A practitioner as well as a scholar and teacher, Berger took a number of practice leaves. She worked as an Assistant District Attorney for the Office of the District Attorney of New York County, doing both appellate and trial work; her last position was Deputy Chief of the Appeals Bureau. She also served as an Assistant Counsel for the NAACP Legal Defense & Educational Fund, Inc. Among other things, she briefed and argued Saffle v. Parks, 494 U.S. 484 (1990), in the United States Supreme Court. And for several years she was of counsel to the firm of Hoffinger Friedland Dobrish & Stern, P.C., N.Y.C. During this time she did criminal and civil litigation in state and federal courts.
First trained as a mediator and arbitrator in the mid-1980s, Berger became a full-time neutral after she retired from Columbia. She has served on court, AAA and FINRA panels as well as running her own private practice. Her specialty is handling employment disputes. She has been designated an Advanced Practitioner in employment mediation by the Association of Conflict Resolution Workplace Section and was recently elected to the College of Labor and Employment Lawyers.
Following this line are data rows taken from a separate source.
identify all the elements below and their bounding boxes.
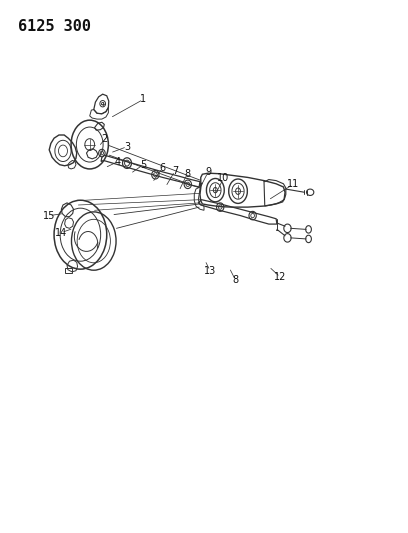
Text: 11: 11 (287, 179, 299, 189)
Text: 10: 10 (217, 173, 230, 183)
Text: 1: 1 (140, 94, 146, 104)
Text: 12: 12 (274, 272, 286, 282)
Text: 5: 5 (140, 160, 146, 169)
Text: 6: 6 (160, 163, 166, 173)
Text: 7: 7 (172, 166, 178, 176)
Text: 8: 8 (233, 275, 239, 285)
Text: 4: 4 (115, 157, 121, 166)
Text: 2: 2 (102, 134, 108, 144)
Text: 3: 3 (124, 142, 130, 152)
Text: 13: 13 (204, 266, 216, 276)
Text: 6125 300: 6125 300 (18, 19, 91, 35)
Text: 8: 8 (184, 169, 190, 179)
Text: 14: 14 (55, 228, 67, 238)
Text: 15: 15 (43, 211, 55, 221)
Text: 9: 9 (205, 167, 211, 177)
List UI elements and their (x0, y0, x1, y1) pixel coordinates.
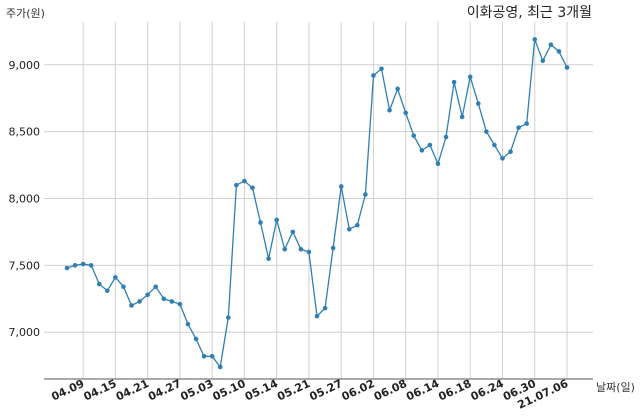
data-point (145, 292, 150, 298)
data-point (395, 86, 400, 92)
data-point (225, 315, 231, 320)
data-point (105, 288, 110, 294)
data-point (129, 303, 134, 308)
data-point (379, 66, 384, 72)
data-point (540, 58, 546, 64)
data-point (121, 284, 126, 290)
data-point (532, 37, 538, 42)
data-point (282, 247, 288, 252)
data-point (322, 305, 328, 311)
x-tick-label: 06.24 (469, 377, 506, 404)
y-tick-label: 8,500 (9, 126, 41, 139)
data-point (64, 265, 70, 271)
data-point (411, 133, 417, 138)
data-point (169, 299, 175, 304)
series-price (64, 37, 570, 370)
data-point (467, 74, 473, 80)
data-point (242, 178, 247, 184)
data-point (371, 73, 376, 78)
x-tick-label: 06.02 (340, 377, 377, 403)
data-point (508, 149, 513, 154)
x-tick-label: 05.27 (307, 377, 344, 403)
data-point (72, 263, 78, 268)
y-tick-label: 7,000 (9, 326, 41, 339)
y-tick-labels: 7,000 7,500 8,000 8,500 9,000 (9, 59, 41, 339)
data-point (346, 226, 352, 232)
data-point (548, 42, 554, 48)
data-point (258, 220, 263, 225)
data-point (500, 156, 505, 161)
grid-lines (44, 22, 593, 379)
data-point (234, 182, 239, 188)
data-point (427, 142, 433, 148)
y-tick-label: 9,000 (9, 59, 41, 72)
y-tick-label: 8,000 (9, 192, 41, 205)
data-point (298, 247, 304, 252)
data-point (201, 353, 207, 359)
x-tick-label: 04.09 (49, 377, 86, 403)
data-point (250, 185, 255, 191)
data-point (524, 121, 529, 126)
x-tick-label: 05.03 (178, 377, 215, 403)
x-tick-label: 04.27 (146, 377, 183, 403)
data-point (137, 299, 142, 304)
data-point (387, 107, 392, 113)
x-tick-label: 05.10 (211, 377, 248, 404)
data-point (403, 110, 409, 116)
data-point (161, 296, 167, 302)
data-point (96, 281, 102, 287)
data-point (363, 192, 368, 197)
data-point (516, 125, 521, 130)
data-point (185, 321, 191, 327)
x-tick-label: 04.21 (114, 377, 151, 403)
data-point (314, 313, 320, 319)
data-point (330, 245, 336, 251)
data-point (459, 114, 465, 120)
data-point (217, 364, 223, 370)
x-tick-label: 06.18 (436, 377, 473, 403)
chart-title: 이화공영, 최근 3개월 (467, 5, 592, 21)
x-tick-labels: 04.0904.1504.2104.2705.0305.1005.1405.21… (49, 377, 570, 412)
data-point (419, 148, 425, 153)
data-point (492, 142, 497, 148)
data-point (266, 256, 271, 261)
y-axis-label: 주가(원) (6, 7, 45, 20)
x-tick-label: 05.14 (243, 377, 280, 404)
y-tick-label: 7,500 (9, 259, 41, 272)
data-point (193, 336, 199, 342)
data-point (443, 134, 449, 140)
data-point (484, 129, 489, 134)
x-axis-label: 날짜(일) (596, 380, 635, 394)
x-tick-label: 04.15 (82, 377, 119, 403)
data-point (355, 222, 360, 228)
data-point (80, 261, 86, 267)
data-point (153, 284, 159, 290)
data-point (209, 353, 215, 359)
data-point (338, 184, 344, 189)
data-point (274, 217, 279, 223)
data-point (435, 161, 441, 167)
data-point (556, 49, 562, 54)
data-point (451, 79, 457, 85)
data-point (306, 249, 312, 255)
data-point (564, 65, 570, 70)
data-point (177, 301, 183, 307)
data-point (290, 229, 296, 235)
data-point (475, 101, 481, 106)
x-tick-label: 05.21 (275, 377, 312, 403)
data-point (88, 263, 94, 268)
x-tick-label: 06.08 (372, 377, 409, 403)
x-tick-label: 06.14 (404, 377, 441, 404)
data-point (113, 275, 118, 280)
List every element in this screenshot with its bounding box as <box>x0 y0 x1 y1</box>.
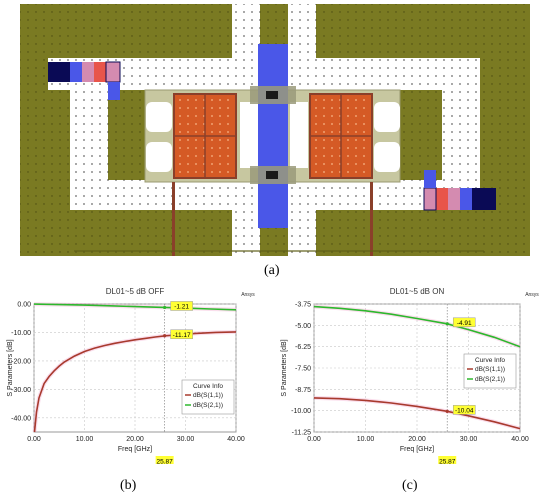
caption-a: (a) <box>264 263 280 278</box>
marker-label: -1.21 <box>174 303 189 310</box>
y-tick-label: -30.00 <box>11 387 31 394</box>
series-line-2 <box>33 303 237 311</box>
brand-label: Ansys <box>241 292 255 298</box>
x-tick-label: 20.00 <box>126 436 144 443</box>
pad-right-top <box>374 102 400 132</box>
circuit-layout <box>20 4 530 256</box>
caption-b: (b) <box>120 478 137 493</box>
pad-mid-right <box>290 102 308 168</box>
y-tick-label: -10.00 <box>291 408 311 415</box>
marker-x-box <box>155 456 174 464</box>
inner-island-left <box>108 90 148 180</box>
legend-entry: dB(S(2,1)) <box>193 402 223 409</box>
plot-c: DL01~5 dB ON Ansys -3.75 -5.00 -6.25 -7.50 -8.… <box>281 287 539 465</box>
marker-label-box <box>452 317 476 328</box>
marker-label-box <box>452 405 476 415</box>
pad-mid-left <box>240 102 258 168</box>
pad-left-bottom <box>146 142 172 172</box>
marker-label: -10.04 <box>455 407 474 414</box>
port-left <box>48 62 70 82</box>
x-axis-label: Freq [GHz] <box>118 446 152 453</box>
pad-right-bottom <box>374 142 400 172</box>
series-line-1 <box>313 397 521 430</box>
y-tick-label: -7.50 <box>295 366 311 373</box>
series-line-1 <box>33 331 237 433</box>
marker-x-label: 25.87 <box>157 459 174 465</box>
legend-entry: dB(S(2,1)) <box>475 376 505 383</box>
series-line-2 <box>313 305 521 348</box>
y-tick-label: -3.75 <box>295 302 311 309</box>
x-tick-label: 40.00 <box>511 436 529 443</box>
y-axis-label: S Parameters [dB] <box>281 339 288 396</box>
legend-box <box>181 379 235 415</box>
x-tick-label: 30.00 <box>177 436 195 443</box>
brand-label: Ansys <box>525 292 539 298</box>
marker-label: -11.17 <box>173 332 191 339</box>
y-tick-label: -40.00 <box>11 415 31 422</box>
plot-b: DL01~5 dB OFF Ansys 0.00 -10.00 -20.00 -30.00… <box>7 287 255 465</box>
marker-x-box <box>438 456 457 464</box>
y-axis-label: S Parameters [dB] <box>7 339 14 396</box>
marker-point <box>445 322 449 326</box>
marker-x-label: 25.87 <box>439 459 456 465</box>
x-tick-label: 10.00 <box>357 436 375 443</box>
y-tick-label: -5.00 <box>295 323 311 330</box>
pad-left-top <box>146 102 172 132</box>
y-tick-label: -11.25 <box>292 430 311 437</box>
y-tick-label: -6.25 <box>295 344 311 351</box>
trace-right-loop <box>442 58 480 210</box>
marker-label-box <box>170 301 193 311</box>
x-tick-label: 0.00 <box>27 436 41 443</box>
marker-point <box>163 305 167 310</box>
x-tick-label: 20.00 <box>408 436 426 443</box>
marker-label-box <box>170 329 193 340</box>
chart-title: DL01~5 dB ON <box>390 287 445 296</box>
port-right <box>472 188 496 210</box>
x-tick-label: 10.00 <box>76 436 94 443</box>
y-tick-label: -20.00 <box>11 358 31 365</box>
legend-entry: dB(S(1,1)) <box>193 392 223 399</box>
legend-entry: dB(S(1,1)) <box>475 366 505 373</box>
inner-island-right <box>398 90 442 180</box>
caption-c: (c) <box>402 478 418 493</box>
legend-title: Curve Info <box>475 357 505 364</box>
legend-box <box>463 353 517 389</box>
marker-point <box>445 409 449 413</box>
marker-label: -4.91 <box>457 320 472 327</box>
signal-line-blue <box>258 44 288 228</box>
marker-point <box>163 334 167 338</box>
chart-title: DL01~5 dB OFF <box>106 287 165 296</box>
x-tick-label: 40.00 <box>227 436 245 443</box>
y-tick-label: -8.75 <box>295 387 311 394</box>
x-axis-label: Freq [GHz] <box>400 446 434 453</box>
legend-title: Curve Info <box>193 383 223 390</box>
y-tick-label: 0.00 <box>17 302 31 309</box>
x-tick-label: 0.00 <box>307 436 321 443</box>
y-tick-label: -10.00 <box>11 330 31 337</box>
x-tick-label: 30.00 <box>460 436 478 443</box>
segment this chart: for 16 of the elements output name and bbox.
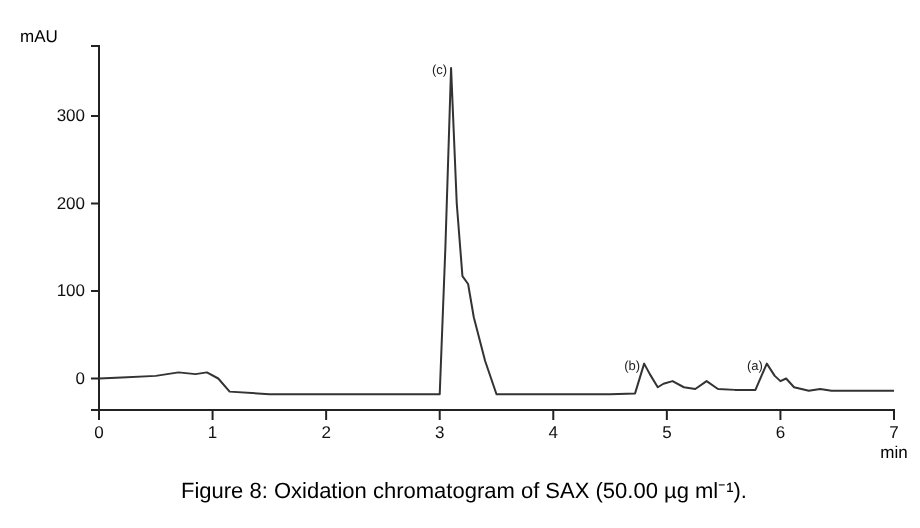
x-tick-label: 7	[889, 422, 900, 443]
x-tick-label: 6	[775, 422, 786, 443]
y-tick-label: 200	[56, 192, 86, 213]
x-tick-label: 2	[321, 422, 332, 443]
x-axis-title: min	[880, 442, 909, 462]
line-series	[98, 66, 895, 396]
x-tick-label: 3	[434, 422, 445, 443]
y-tick-label: 0	[75, 367, 86, 388]
y-tick-label: 100	[56, 280, 86, 301]
text: Figure 8: Oxidation chromatogram of SAX (50.00 µg ml⁻¹).	[180, 480, 748, 504]
x-tick-label: 5	[662, 422, 673, 443]
x-tick-label: 1	[207, 422, 218, 443]
x-tick-label: 0	[94, 422, 105, 443]
y-tick-label: 300	[56, 105, 86, 126]
x-tick-label: 4	[548, 422, 559, 443]
y-axis-title: mAU	[20, 26, 58, 46]
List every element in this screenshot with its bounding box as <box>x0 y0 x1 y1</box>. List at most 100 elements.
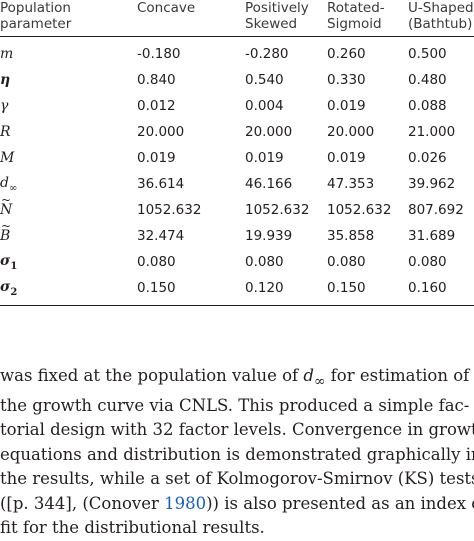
table-row: σ2 0.150 0.120 0.150 0.160 <box>0 275 474 306</box>
header-text: Population <box>0 0 71 16</box>
math-symbol: d <box>303 366 314 385</box>
table-cell: 1052.632 <box>245 202 310 218</box>
header-u-shaped: U-Shaped (Bathtub) <box>408 0 474 37</box>
table-cell: 21.000 <box>408 124 456 140</box>
table-row: B 32.474 19.939 35.858 31.689 <box>0 219 474 249</box>
table-cell: 0.480 <box>408 72 447 88</box>
param-cell: B <box>0 219 137 249</box>
citation-link[interactable]: 1980 <box>164 493 207 513</box>
header-concave: Concave <box>137 0 245 37</box>
header-positively-skewed: Positively Skewed <box>245 0 327 37</box>
table-cell: 1052.632 <box>137 202 202 218</box>
table-cell: 0.080 <box>245 254 284 270</box>
param-symbol: R <box>0 124 11 140</box>
table-cell: 0.026 <box>408 150 447 166</box>
table-cell: 20.000 <box>327 124 375 140</box>
table-cell: 0.019 <box>245 150 284 166</box>
table-row: η 0.840 0.540 0.330 0.480 <box>0 67 474 93</box>
table-cell: 0.080 <box>137 254 176 270</box>
paragraph-line: the results, while a set of Kolmogorov-S… <box>0 469 474 489</box>
table-cell: -0.180 <box>137 46 181 62</box>
paragraph-line: ([p. 344], (Conover 1980)) is also prese… <box>0 492 474 517</box>
param-cell: σ1 <box>0 249 137 275</box>
header-text: Concave <box>137 0 196 16</box>
param-base: σ <box>0 252 11 269</box>
param-symbol: σ2 <box>0 278 18 298</box>
param-symbol: γ <box>0 98 9 114</box>
table-cell: 807.692 <box>408 202 464 218</box>
param-cell: M <box>0 145 137 171</box>
paragraph-line: fit for the distributional results. <box>0 518 265 538</box>
table-cell: 0.150 <box>137 280 176 296</box>
paragraph-text: ([p. 344], (Conover <box>0 493 165 513</box>
header-population-parameter: Population parameter <box>0 0 137 37</box>
param-cell: R <box>0 119 137 145</box>
param-base: σ <box>0 278 11 295</box>
table-cell: 35.858 <box>327 228 375 244</box>
table-cell: 1052.632 <box>327 202 392 218</box>
table-cell: 0.019 <box>327 98 366 114</box>
table-row: R 20.000 20.000 20.000 21.000 <box>0 119 474 145</box>
param-symbol: η <box>0 72 11 88</box>
table-cell: 0.260 <box>327 46 366 62</box>
paragraph-line: torial design with 32 factor levels. Con… <box>0 420 474 440</box>
header-text: Skewed <box>245 16 298 32</box>
param-symbol: B <box>0 219 11 244</box>
paragraph-text: for estimation of <box>325 366 470 385</box>
param-cell: η <box>0 67 137 93</box>
paragraph-line: the growth curve via CNLS. This produced… <box>0 395 470 415</box>
table-row: N 1052.632 1052.632 1052.632 807.692 <box>0 193 474 223</box>
table-header-row: Population parameter Concave Positively … <box>0 0 474 37</box>
header-text: U-Shaped <box>408 0 474 16</box>
paragraph-text: was fixed at the population value of <box>0 366 304 385</box>
table-cell: 20.000 <box>137 124 185 140</box>
table-cell: 0.160 <box>408 280 447 296</box>
table-cell: 32.474 <box>137 228 185 244</box>
param-symbol: m <box>0 46 14 62</box>
table-cell: 46.166 <box>245 176 293 192</box>
table-cell: -0.280 <box>245 46 289 62</box>
table-cell: 0.500 <box>408 46 447 62</box>
table-row: γ 0.012 0.004 0.019 0.088 <box>0 93 474 119</box>
table-row: σ1 0.080 0.080 0.080 0.080 <box>0 249 474 275</box>
header-text: Sigmoid <box>327 16 382 32</box>
paragraph-line: equations and distribution is demonstrat… <box>0 444 474 464</box>
table-cell: 0.540 <box>245 72 284 88</box>
param-subscript: ∞ <box>8 182 18 194</box>
param-cell: N <box>0 193 137 223</box>
table-cell: 0.019 <box>327 150 366 166</box>
table-cell: 47.353 <box>327 176 375 192</box>
table-cell: 20.000 <box>245 124 293 140</box>
param-cell: d∞ <box>0 171 137 197</box>
header-rotated-sigmoid: Rotated- Sigmoid <box>327 0 408 37</box>
param-subscript: 2 <box>10 286 18 298</box>
table-cell: 0.150 <box>327 280 366 296</box>
header-text: parameter <box>0 16 72 32</box>
paragraph-text: )) is also presented as an index of <box>206 493 474 513</box>
param-symbol: d∞ <box>0 174 18 194</box>
table-cell: 31.689 <box>408 228 456 244</box>
param-subscript: 1 <box>10 260 18 272</box>
header-text: Positively <box>245 0 309 16</box>
table-cell: 0.080 <box>408 254 447 270</box>
parameter-table: Population parameter Concave Positively … <box>0 0 474 306</box>
paragraph-line: was fixed at the population value of d∞ … <box>0 364 474 394</box>
body-paragraph: was fixed at the population value of d∞ … <box>0 364 474 541</box>
param-cell: m <box>0 37 137 68</box>
table-cell: 0.019 <box>137 150 176 166</box>
table-cell: 0.088 <box>408 98 447 114</box>
param-symbol: N <box>0 193 12 218</box>
inline-math: d∞ <box>303 366 325 389</box>
param-symbol: M <box>0 150 15 166</box>
table-row: M 0.019 0.019 0.019 0.026 <box>0 145 474 171</box>
table-row: d∞ 36.614 46.166 47.353 39.962 <box>0 171 474 197</box>
table-cell: 0.330 <box>327 72 366 88</box>
table-cell: 39.962 <box>408 176 456 192</box>
table-row: m -0.180 -0.280 0.260 0.500 <box>0 37 474 68</box>
table-cell: 0.120 <box>245 280 284 296</box>
param-base: d <box>0 174 9 191</box>
table-cell: 36.614 <box>137 176 185 192</box>
math-subscript: ∞ <box>313 373 326 390</box>
table-cell: 0.080 <box>327 254 366 270</box>
parameter-table-container: Population parameter Concave Positively … <box>0 0 474 306</box>
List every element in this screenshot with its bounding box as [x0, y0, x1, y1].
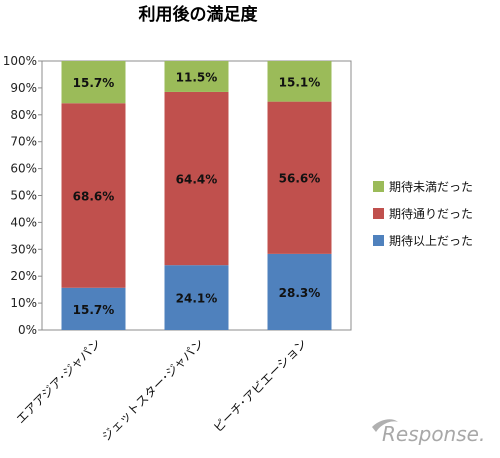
- data-label: 15.1%: [279, 75, 321, 89]
- logo-swoosh: [372, 419, 398, 432]
- data-label: 68.6%: [73, 190, 115, 204]
- y-tick-label: 80%: [10, 108, 37, 122]
- x-tick-label: ジェットスター･ジャパン: [99, 336, 206, 443]
- y-tick-label: 20%: [10, 269, 37, 283]
- bar-segment: [61, 103, 126, 288]
- bar-segment: [267, 61, 332, 102]
- bar-segment: [267, 101, 332, 254]
- y-tick-label: 50%: [10, 189, 37, 203]
- chart-title: 利用後の満足度: [139, 4, 259, 25]
- x-tick-label: ピーチ･アビエーション: [211, 336, 310, 435]
- y-tick-label: 30%: [10, 242, 37, 256]
- data-label: 64.4%: [176, 173, 218, 187]
- legend-swatch: [373, 235, 384, 246]
- bar-segment: [164, 265, 229, 330]
- legend-label: 期待以上だった: [389, 234, 473, 248]
- data-label: 11.5%: [176, 70, 218, 84]
- data-label: 15.7%: [73, 76, 115, 90]
- bar-segment: [267, 253, 332, 330]
- y-tick-label: 10%: [10, 296, 37, 310]
- y-tick-label: 0%: [18, 323, 37, 337]
- legend-label: 期待通りだった: [389, 207, 473, 221]
- bar-segment: [164, 61, 229, 92]
- bar-segment: [61, 61, 126, 104]
- response-logo: Response.: [372, 419, 485, 446]
- y-tick-label: 100%: [3, 54, 37, 68]
- y-tick-label: 60%: [10, 162, 37, 176]
- y-tick-label: 70%: [10, 135, 37, 149]
- watermark-text: Response.: [382, 422, 485, 446]
- data-label: 56.6%: [279, 172, 321, 186]
- bar-segment: [164, 91, 229, 266]
- data-label: 15.7%: [73, 303, 115, 317]
- data-label: 28.3%: [279, 286, 321, 300]
- data-label: 24.1%: [176, 292, 218, 306]
- legend-swatch: [373, 208, 384, 219]
- y-tick-label: 40%: [10, 215, 37, 229]
- x-tick-label: エアアジア･ジャパン: [13, 336, 103, 426]
- y-axis: 0% 10% 20% 30% 40% 50% 60% 70% 80% 90% 100%: [3, 54, 42, 337]
- bar-segment: [61, 287, 126, 330]
- y-tick-label: 90%: [10, 81, 37, 95]
- bars: 15.7% 68.6% 15.7% 24.1% 64.4% 11.5% 28.3% 56.6%…: [61, 61, 332, 330]
- legend-label: 期待未満だった: [389, 180, 473, 194]
- legend-swatch: [373, 181, 384, 192]
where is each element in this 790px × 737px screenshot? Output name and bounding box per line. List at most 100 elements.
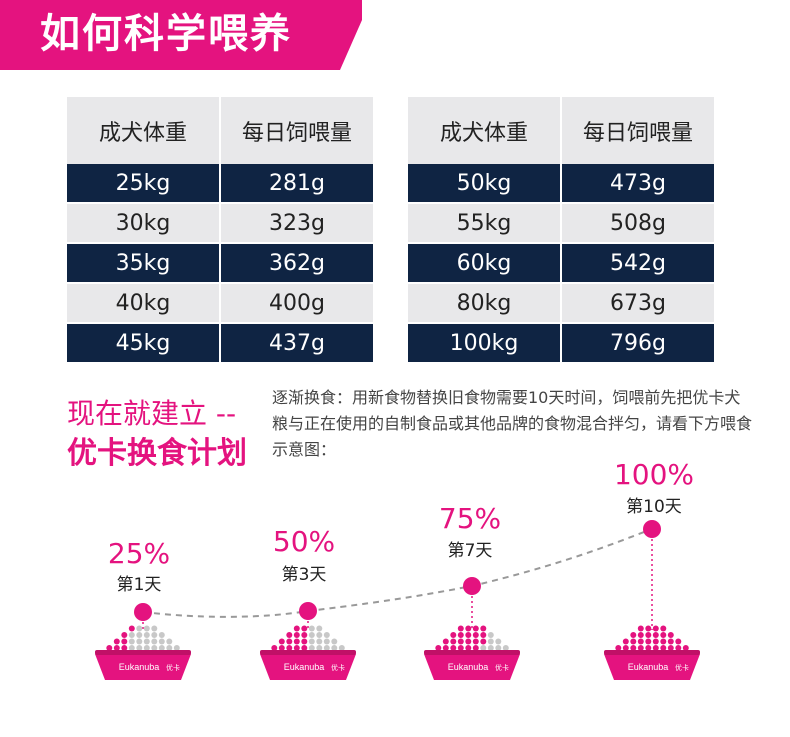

She is widely published in her area of expertise.
Berger has always been very involved in the legal profession. She has served on numerous bar committees and was appointed a Special Master in a case pending in the United States District Court for the Southern District of New York. She is also an elected member of the American Law Institute and the American Bar Foundation Fellows. She has served on several boards, including that of the American Civil Liberties Union for 30 years (20 of these as a General Counsel and Executive Committee member), The Bridge, Inc., and currently the Center for Ethics and the Rule of Law at the University of Pennsylvania.
Berger received her B.A. in American History and Literature from Radcliffe College (Harvard University) in 1966, having been elected to Phi Beta Kappa and graduating first in her class. She was awarded the J.D. by Columbia Law school in 1973, again graduating first in her class and with numerous honors. From 1973–74, she served as a law clerk for the Hon. Wilfred Feinberg, on the Court of Appeals for the Second Circuit.